Ancak, hayatımda kendi yaşımda insanların düğünlerine katılmam gereken bir döneme giriyorum. Ve düğünlerde aşırı modern dinamiklerin yaratıldığının farkındayım. Örneğin, son nişanlım düğün hakkında bilgi sağlamak ve soruları yanıtlamak için bir sohbet robotu oluşturmaya karar verdi. Bu olaya özel bir tür GPT Sohbeti . Nişan teklifinden kısa bir süre sonra gerçekleşen bir Katolik düğününden bahsettiğimizi unutmayın. Sohbet robotuna şunu sormaya karar verdim: "Gelin hamile mi?"
Evlilikte yenilikler görmeye başlasak da, insanların ısrarla sürdürmekte ısrar ettiği bazı alışkanlıklar var. Davetlerle başlayarak. Uydurmayın. Davetiyemde sadece bir şey istiyorum: dürüstlük.
“ Bize verebileceğiniz en güzel hediye varlığınızdır .”
Değil. Bana yalan söyleme. Üstüne üstlük ben artı bir'im .

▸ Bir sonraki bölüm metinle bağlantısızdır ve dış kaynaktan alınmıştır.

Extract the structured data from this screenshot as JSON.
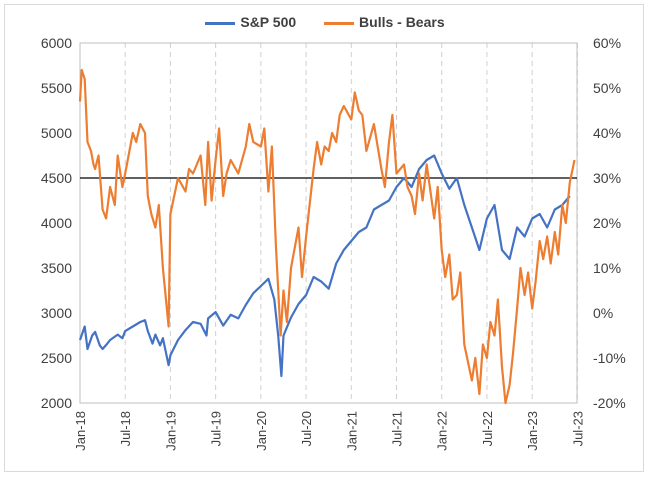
{
  "chart_data": {
    "type": "line",
    "title": "",
    "legend_position": "top",
    "grid": "vertical dashed",
    "reference_line": {
      "axis": "right",
      "value": 30
    },
    "x_range": [
      "2018-01",
      "2023-06"
    ],
    "x_tick_labels": [
      "Jan-18",
      "Jul-18",
      "Jan-19",
      "Jul-19",
      "Jan-20",
      "Jul-20",
      "Jan-21",
      "Jul-21",
      "Jan-22",
      "Jul-22",
      "Jan-23",
      "Jul-23"
    ],
    "y_left": {
      "min": 2000,
      "max": 6000,
      "step": 500,
      "tick_labels": [
        "2000",
        "2500",
        "3000",
        "3500",
        "4000",
        "4500",
        "5000",
        "5500",
        "6000"
      ]
    },
    "y_right": {
      "min": -20,
      "max": 60,
      "step": 10,
      "tick_labels": [
        "-20%",
        "-10%",
        "0%",
        "10%",
        "20%",
        "30%",
        "40%",
        "50%",
        "60%"
      ]
    },
    "series": [
      {
        "name": "S&P 500",
        "axis": "left",
        "color": "#4472c4",
        "points": [
          [
            "2018-01",
            2700
          ],
          [
            "2018-01-20",
            2850
          ],
          [
            "2018-02",
            2600
          ],
          [
            "2018-02-20",
            2750
          ],
          [
            "2018-03",
            2790
          ],
          [
            "2018-03-20",
            2640
          ],
          [
            "2018-04",
            2600
          ],
          [
            "2018-04-20",
            2660
          ],
          [
            "2018-05",
            2700
          ],
          [
            "2018-06",
            2760
          ],
          [
            "2018-06-20",
            2720
          ],
          [
            "2018-07",
            2800
          ],
          [
            "2018-08",
            2850
          ],
          [
            "2018-09",
            2900
          ],
          [
            "2018-09-20",
            2920
          ],
          [
            "2018-10",
            2800
          ],
          [
            "2018-10-20",
            2660
          ],
          [
            "2018-11",
            2760
          ],
          [
            "2018-11-20",
            2640
          ],
          [
            "2018-12",
            2720
          ],
          [
            "2018-12-24",
            2420
          ],
          [
            "2019-01",
            2530
          ],
          [
            "2019-02",
            2700
          ],
          [
            "2019-03",
            2810
          ],
          [
            "2019-04",
            2900
          ],
          [
            "2019-05",
            2880
          ],
          [
            "2019-05-25",
            2750
          ],
          [
            "2019-06",
            2940
          ],
          [
            "2019-07",
            3010
          ],
          [
            "2019-08",
            2860
          ],
          [
            "2019-09",
            2980
          ],
          [
            "2019-10",
            2940
          ],
          [
            "2019-11",
            3090
          ],
          [
            "2019-12",
            3220
          ],
          [
            "2020-01",
            3300
          ],
          [
            "2020-02",
            3380
          ],
          [
            "2020-02-25",
            3150
          ],
          [
            "2020-03-10",
            2750
          ],
          [
            "2020-03-23",
            2300
          ],
          [
            "2020-04",
            2750
          ],
          [
            "2020-05",
            2950
          ],
          [
            "2020-06",
            3100
          ],
          [
            "2020-07",
            3200
          ],
          [
            "2020-08",
            3400
          ],
          [
            "2020-09",
            3350
          ],
          [
            "2020-10",
            3270
          ],
          [
            "2020-11",
            3550
          ],
          [
            "2020-12",
            3700
          ],
          [
            "2021-01",
            3800
          ],
          [
            "2021-02",
            3900
          ],
          [
            "2021-03",
            3950
          ],
          [
            "2021-04",
            4150
          ],
          [
            "2021-05",
            4200
          ],
          [
            "2021-06",
            4250
          ],
          [
            "2021-07",
            4400
          ],
          [
            "2021-08",
            4500
          ],
          [
            "2021-09",
            4400
          ],
          [
            "2021-10",
            4600
          ],
          [
            "2021-11",
            4700
          ],
          [
            "2021-12",
            4750
          ],
          [
            "2022-01",
            4550
          ],
          [
            "2022-02",
            4380
          ],
          [
            "2022-03",
            4500
          ],
          [
            "2022-04",
            4200
          ],
          [
            "2022-05",
            3950
          ],
          [
            "2022-06",
            3700
          ],
          [
            "2022-07",
            4050
          ],
          [
            "2022-08",
            4200
          ],
          [
            "2022-09",
            3700
          ],
          [
            "2022-10",
            3600
          ],
          [
            "2022-11",
            3950
          ],
          [
            "2022-12",
            3850
          ],
          [
            "2023-01",
            4050
          ],
          [
            "2023-02",
            4100
          ],
          [
            "2023-03",
            3950
          ],
          [
            "2023-04",
            4150
          ],
          [
            "2023-05",
            4200
          ],
          [
            "2023-06",
            4300
          ]
        ]
      },
      {
        "name": "Bulls - Bears",
        "axis": "right",
        "color": "#ed7d31",
        "points": [
          [
            "2018-01",
            47
          ],
          [
            "2018-01-08",
            54
          ],
          [
            "2018-01-20",
            52
          ],
          [
            "2018-02",
            38
          ],
          [
            "2018-02-15",
            36
          ],
          [
            "2018-02-25",
            33
          ],
          [
            "2018-03",
            32
          ],
          [
            "2018-03-15",
            35
          ],
          [
            "2018-04",
            23
          ],
          [
            "2018-04-15",
            21
          ],
          [
            "2018-05",
            28
          ],
          [
            "2018-05-20",
            24
          ],
          [
            "2018-06",
            35
          ],
          [
            "2018-06-20",
            28
          ],
          [
            "2018-07",
            31
          ],
          [
            "2018-08",
            40
          ],
          [
            "2018-08-15",
            38
          ],
          [
            "2018-09",
            42
          ],
          [
            "2018-09-20",
            40
          ],
          [
            "2018-10",
            26
          ],
          [
            "2018-10-15",
            22
          ],
          [
            "2018-11",
            19
          ],
          [
            "2018-11-15",
            24
          ],
          [
            "2018-12",
            10
          ],
          [
            "2018-12-24",
            -3
          ],
          [
            "2019-01",
            22
          ],
          [
            "2019-02",
            30
          ],
          [
            "2019-03",
            27
          ],
          [
            "2019-03-15",
            32
          ],
          [
            "2019-04",
            31
          ],
          [
            "2019-05",
            35
          ],
          [
            "2019-05-20",
            24
          ],
          [
            "2019-06",
            38
          ],
          [
            "2019-06-15",
            25
          ],
          [
            "2019-07",
            34
          ],
          [
            "2019-07-15",
            41
          ],
          [
            "2019-08",
            26
          ],
          [
            "2019-08-15",
            31
          ],
          [
            "2019-09",
            34
          ],
          [
            "2019-10",
            31
          ],
          [
            "2019-11",
            37
          ],
          [
            "2019-11-15",
            42
          ],
          [
            "2019-12",
            38
          ],
          [
            "2020-01",
            37
          ],
          [
            "2020-01-15",
            41
          ],
          [
            "2020-02",
            27
          ],
          [
            "2020-02-15",
            37
          ],
          [
            "2020-03",
            15
          ],
          [
            "2020-03-20",
            -5
          ],
          [
            "2020-04",
            5
          ],
          [
            "2020-04-15",
            -2
          ],
          [
            "2020-05",
            10
          ],
          [
            "2020-06",
            19
          ],
          [
            "2020-06-15",
            8
          ],
          [
            "2020-07",
            17
          ],
          [
            "2020-08",
            32
          ],
          [
            "2020-08-15",
            38
          ],
          [
            "2020-09",
            33
          ],
          [
            "2020-09-15",
            37
          ],
          [
            "2020-10",
            36
          ],
          [
            "2020-10-15",
            40
          ],
          [
            "2020-11",
            38
          ],
          [
            "2020-11-15",
            44
          ],
          [
            "2020-12",
            46
          ],
          [
            "2021-01",
            43
          ],
          [
            "2021-01-15",
            49
          ],
          [
            "2021-02",
            45
          ],
          [
            "2021-02-15",
            44
          ],
          [
            "2021-03",
            36
          ],
          [
            "2021-04",
            42
          ],
          [
            "2021-05",
            32
          ],
          [
            "2021-05-15",
            28
          ],
          [
            "2021-06",
            38
          ],
          [
            "2021-06-15",
            44
          ],
          [
            "2021-07",
            31
          ],
          [
            "2021-08",
            33
          ],
          [
            "2021-08-15",
            28
          ],
          [
            "2021-09",
            26
          ],
          [
            "2021-09-15",
            22
          ],
          [
            "2021-10",
            31
          ],
          [
            "2021-10-15",
            25
          ],
          [
            "2021-11",
            33
          ],
          [
            "2021-12",
            21
          ],
          [
            "2021-12-15",
            28
          ],
          [
            "2022-01",
            14
          ],
          [
            "2022-01-15",
            8
          ],
          [
            "2022-02",
            13
          ],
          [
            "2022-02-15",
            3
          ],
          [
            "2022-03",
            4
          ],
          [
            "2022-03-15",
            9
          ],
          [
            "2022-04",
            -7
          ],
          [
            "2022-05",
            -15
          ],
          [
            "2022-05-15",
            -10
          ],
          [
            "2022-06",
            -18
          ],
          [
            "2022-06-15",
            -7
          ],
          [
            "2022-07",
            -10
          ],
          [
            "2022-07-15",
            -2
          ],
          [
            "2022-08",
            -5
          ],
          [
            "2022-08-15",
            3
          ],
          [
            "2022-09",
            -12
          ],
          [
            "2022-09-15",
            -20
          ],
          [
            "2022-10",
            -16
          ],
          [
            "2022-10-15",
            -9
          ],
          [
            "2022-11",
            1
          ],
          [
            "2022-11-15",
            10
          ],
          [
            "2022-12",
            4
          ],
          [
            "2022-12-15",
            9
          ],
          [
            "2023-01",
            1
          ],
          [
            "2023-01-15",
            7
          ],
          [
            "2023-02",
            16
          ],
          [
            "2023-02-15",
            12
          ],
          [
            "2023-03",
            17
          ],
          [
            "2023-03-15",
            11
          ],
          [
            "2023-04",
            18
          ],
          [
            "2023-04-15",
            13
          ],
          [
            "2023-05",
            24
          ],
          [
            "2023-05-15",
            20
          ],
          [
            "2023-06",
            29
          ],
          [
            "2023-06-20",
            34
          ]
        ]
      }
    ]
  }
}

Ve size söyleyeyim, bu bir IBAN'ın önüne konacak garip bir ifade.
Düğünlerin pek çok alanı daha modern hale geldiğinden, davetiyelerde görünen ifadeleri düşünmenizi öneririm. Sadece şunu söyleyen bir davetiye alacağım gün geliyor:
“ Bize verebileceğiniz en iyi hediye 125 dolar ve plastik bardak kullanmaktır , zira çiftlik depozitosu kendi cebimizden çıktı .”
Düğünlere katılmada pek iyi değilim. Özellikle törenin kendisi, sözde "ayin".
Bunun sebebi, aklınızda bulunsun, Katolik olmamam. Dini jargonlarda yaygın olarak "bilim takipçisi" olarak adlandırılan kişiyim. Dolayısıyla dini kutlamalardaki deneyimim, gerçekten iyi kadınlarla yaşadığım deneyimle aynı seviyede.
Bu anlamda, kilisede nasıl davranacağımı bilmediğim için bazen utanıyorum. En yaygın olanı tam girişte. Akranlarım haç çıkardığında, genellikle burnumu kaşırım, belirsiz bir şekilde benzer bir hareketi taklit etmeye çalışırım, ancak inandığım şeye aykırı olmadan. Nazi Almanyası'ndaki esneme hareketine eşdeğer.
Ama gittiğim son düğünde, başıma yeni bir şey geldi. Yine chatbot'un olduğu Katolik düğünündeyiz.
Ayin, insanların birbirlerini selamladığı ve birbirlerine aynı cümleyi söylediği noktaya ulaşır. Şimdi dikkat edin: bu benim için keşfedilmemiş bir bölge.
Sadece küçük bir öpücük veren betalarla çevriliyim. Yanımdaki kadın beni öpmek için öne çıkıyor ve daha sonra "Mesih'in Barışı" olduğunu keşfettiğim şu cümleyi söylüyor: " Daha sonra " vurgusu.
Çünkü o zamanlar duyduğum ve bana çok mantıklı gelen şey şuydu: " Viva um kiss ".
Evet, bu anda selamlaştığım tüm kadınlara "öpücükler " dedim.
Kiliseden ayrılıp olanları arkadaşlarımla paylaştığımda, doğal olarak alay konusu oldum. Şakalar o kadar sıktı ki gülmekten gözeneklerim sızlamaya başladı, öyle ki sivilcelerim çıktı. Neyse ki uzun bir sakalım var, böylece izleri kapatabiliyorum. Ama kalan izler var ve onlar görünmüyor. Size daha fazlasını anlatırdım ama triatlon için çantamı hazırlamam gerekiyor.